Corona Massnahmen

Die Übertragung des SARS-CoV-2 erfolgt in erster Linie von Person zu Person über Tröpfcheninfektion (wie beim Sprechen, Niesen, Husten), indirekt auch über mit Nasen-Rachen- Sekret kontaminierte Flächen und Gegenstände. Um eine Übertragung von SARS-CoV-2 in Einrichtungen nach dem Bäderhygienegesetz (BHygG) zu verhindern, ist die Ein-haltung
nachstehender Regeln unerlässlich.
Zutritt zum Eggenburger Freibad haben nur Personen, wenn diese einen Nachweis einer geringen epidemiologischen Gefahr vorweisen können (3 G ́s – entweder getestet, genesen oder geimpft).
Besucher des Erlebnisbades haben diesen Nachweis für die Dauer des Aufenthaltes bereitzuhalten. Als Nachweis einer geringen epidemiologischen Gefahr gilt:

1. Ein Nachweis über ein negatives Ergebnis eines SARS-CoV-2-Antigentests zur Eigenanwendung, der in einem behördlichen Datenverarbeitungssystem erfasst wird und dessen Abnahme nicht mehr als 24 Stunden zurückliegen darf,
2. Ein Nachweis einer befugten Stelle über ein negatives Ergebnis eines Antigentests SARS-CoV-2, dessen Abnahme nicht mehr als 48 Stunden zurückliegen darf,
3. Ein Nachweis einer befugten Stelle über ein negatives Ergebnis eines molekularbiologischen Tests auf SARS-CoV-2, dessen Abnahme nicht mehr als 72 Stunden zurückliegen darf.
4. Eine ärztliche Bestätigung über eine in den letzten sechs Monaten überstandene Infektion mit SARS-CoV-2, die molekularbiologisch bestätigt wurde.

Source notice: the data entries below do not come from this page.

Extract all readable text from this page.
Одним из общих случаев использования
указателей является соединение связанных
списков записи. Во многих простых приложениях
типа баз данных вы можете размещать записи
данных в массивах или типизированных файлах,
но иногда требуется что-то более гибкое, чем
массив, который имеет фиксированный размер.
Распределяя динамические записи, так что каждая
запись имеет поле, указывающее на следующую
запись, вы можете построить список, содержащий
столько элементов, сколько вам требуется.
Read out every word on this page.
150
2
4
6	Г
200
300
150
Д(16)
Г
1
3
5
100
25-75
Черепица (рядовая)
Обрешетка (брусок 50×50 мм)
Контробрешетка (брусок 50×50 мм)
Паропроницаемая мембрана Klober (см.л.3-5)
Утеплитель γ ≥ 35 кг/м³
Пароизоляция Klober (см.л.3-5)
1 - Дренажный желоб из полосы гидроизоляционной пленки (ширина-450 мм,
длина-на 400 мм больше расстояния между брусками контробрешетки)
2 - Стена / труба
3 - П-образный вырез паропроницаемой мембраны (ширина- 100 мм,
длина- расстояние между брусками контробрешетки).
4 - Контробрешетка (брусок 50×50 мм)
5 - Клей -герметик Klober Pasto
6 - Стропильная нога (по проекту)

5. Ein Nachweis nach § 4 Abs. 18 EpiG oder ein Absonderungsbescheid, wenn dieser für eine in den letzten sechs Monaten vor der vorgesehenen Testung nachweislich mit SARS-CoV-2 erkrankte Person ausgestellt wurde
6. Ein Nachweis über eine mit einem zentral zugelassenen Impfstoff gegen COVID-19 erfolgte
a) Erstimpfung ab dem 22. Tag nach der Erstimpfung, wobei diese nicht länger als drei Monate zurückliegen
darf.
b) Zweitimpfung, wobei die Erstimpfung nicht länger als neun Monate zurückliegen darf, oder
c) Impfung ab dem 22. Tag nach der Impfung bei Impfstoffen, bei denen nur eine Impfung vorgesehen ist, wobei diese nicht länger als neun Monate zurückliegen darf
d) Impfung, sofern mindestens 21 Tage vor der Impfung ein positiver molekularbiologischer Test auf
SARS-CoV-2 bzw. vor der Impfung ein Nachweis über neutralisierende Antikörper vorlag, wobei die Impfung nicht länger als neun Monate zurückliegen darf.
Ein Nachweis über neutralisierende Antikörper, der nicht älter als drei Monate sein darf. Die Verpflichtung zur Vorlage eines Nachweises einer geringen epidemiologischen Gefahr gilt nicht für 1. Kinder bis zum vollendeten zehnten Lebensjahr,2. Kinder, die eine Primarschule besuchen.